Demokrat kamuoyunun çoğunluğu bu sesleri dikkate almadı.
BAŞBAKAN’IN YAKIN ÇEVRESİNDEKİ 3 KİŞİ
Başbakan’ın yakın çevresinde 2009’dan itibaren bu tespiti yapanlar vardı. Özellikle üç kişi ısrarla bugün gelinen korkunç durumu o günlerden gördü.
Maalesef Başbakan’ı ikna edemediler.
MİDEM BULANIYOR
Kasımpaşalı’nın vefası ve civanmertliği bir kez daha aleyhine koz olarak kullanıldı. Zor gününde yanında olana vefa duygusu gibi bir erdem Erdoğan’ın en büyük zaafı oldu bu süreçte. Erdoğan Müslüman Müslüman’a kalleşlik yapmaz diye inanıyordu.
Ama hayatında gördüğü en büyük kalleşliği dindar maskesi takanlardan gördü. İğrenç taktiklerle evine ve ailesine bile saldırmak istediler birkaç gün önce. Tiksiniyorum. Midem bulanıyor ve kusasım geliyor.
KENDİME DE ÇOK KIZIYORUM
2010 yılını hatırladıkça içim parçalanıyor.
Kendime de çok ama çok kızıyorum. 12 Eylül 2010 referandumu sonrasında demokrasiyi hedef alan kumpası görememiş olmaktan utanıyorum. 12 Eylül 2010’da cemaatin kapı kapı gezerek Erdoğan’ı desteklediği büyük bir yalandır. O referandumda Recep Tayyip Erdoğan meydan meydan gezerek cemaati desteklemiştir. O yüzden mezardan kalkıp oy atılması istendi.
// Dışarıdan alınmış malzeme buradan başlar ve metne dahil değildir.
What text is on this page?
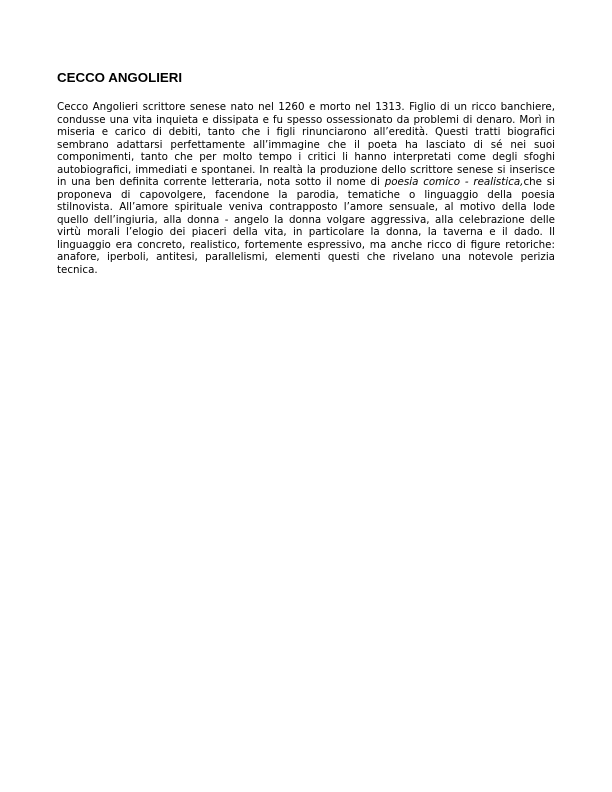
CECCO ANGOLIERI

Cecco Angolieri scrittore senese nato nel 1260 e morto nel 1313. Figlio di un ricco banchiere, condusse una vita inquieta e dissipata e fu spesso ossessionato da problemi di denaro. Morì in miseria e carico di debiti, tanto che i figli rinunciarono all’eredità. Questi tratti biografici sembrano adattarsi perfettamente all’immagine che il poeta ha lasciato di sé nei suoi componimenti, tanto che per molto tempo i critici li hanno interpretati come degli sfoghi autobiografici, immediati e spontanei. In realtà la produzione dello scrittore senese si inserisce in una ben definita corrente letteraria, nota sotto il nome di poesia comico - realistica,che si proponeva di capovolgere, facendone la parodia, tematiche o linguaggio della poesia stilnovista. All’amore spirituale veniva contrapposto l’amore sensuale, al motivo della lode quello dell’ingiuria, alla donna - angelo la donna volgare aggressiva, alla celebrazione delle virtù morali l’elogio dei piaceri della vita, in particolare la donna, la taverna e il dado. Il linguaggio era concreto, realistico, fortemente espressivo, ma anche ricco di figure retoriche: anafore, iperboli, antitesi, parallelismi, elementi questi che rivelano una notevole perizia tecnica.
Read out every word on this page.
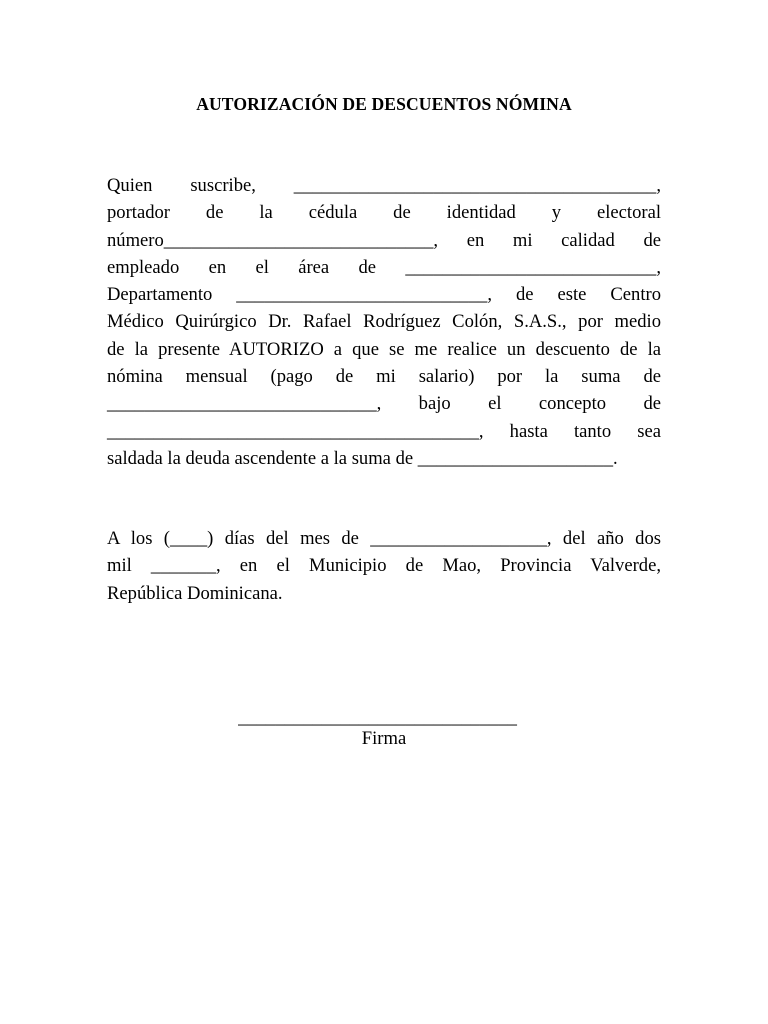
AUTORIZACIÓN DE DESCUENTOS NÓMINA
Quien suscribe, _______________________________________,
portador de la cédula de identidad y electoral
número_____________________________, en mi calidad de
empleado en el área de ___________________________,
Departamento ___________________________, de este Centro
Médico Quirúrgico Dr. Rafael Rodríguez Colón, S.A.S., por medio
de la presente AUTORIZO a que se me realice un descuento de la
nómina mensual (pago de mi salario) por la suma de
_____________________________, bajo el concepto de
________________________________________, hasta tanto sea
saldada la deuda ascendente a la suma de _____________________.
A los (____) días del mes de ___________________, del año dos
mil _______, en el Municipio de Mao, Provincia Valverde,
República Dominicana.
______________________________
Firma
O ÜÇ KİŞİNİN İSMİ GURURLA ANILACAKTIR
Bu puslu ve kirli dönemin tarihi yazıldığında yukarıda bahsettiğim üç kişinin ismi gururla anılacaktır. Şimdilik onları bir kez daha bu cuntanın hedefi yapmak istemiyorum.
Zamanı geldiğinde o isimleri yazacağım. O üç öngörülü kişiden biri bana da Emniyet ve Yargı’daki durumun demokrasi için büyük tehlike teşkil eden bir noktada olduğunu anlatmıştı bundan tam üç yıl önce. Kafamda belli kıvılcımlar çakmıştı ama ben de ikna olmamıştım o zamanlar. Komplo teorisi gibi geliyordu bu tespitler.
Oysa hepsi haklıymış.
YENİDEN YARGILAMA YAPILMALI
Esasa ilişkin görüşlerimi koruyorum. Fakat bugün geldiğimiz noktada Ergenekon ve Balyoz davaları da usulden bozulmalı ve yeniden yargılama yapılmalıdır. Şike ve KCK için de aynı durum geçerlidir. Gayrimeşru yöntemlerle meşru işler yapılamaz. İşte bugün de aynı hukuksuz yapılanma demokrasiye ve meşru siyasete tecavüze yelteniyor. Anayasanın değişmesi ve HSYK’nın şeffaf ve adil biçimde yeniden yapılanması konusunda AK Parti diğer partilerle işbirliğine gitmelidir. Bugünkü HSYK yapısı hukuksuz yargı cuntasının garantisi konumundadır. Demokrat HSYK mensupları da bunu belirtmektedir.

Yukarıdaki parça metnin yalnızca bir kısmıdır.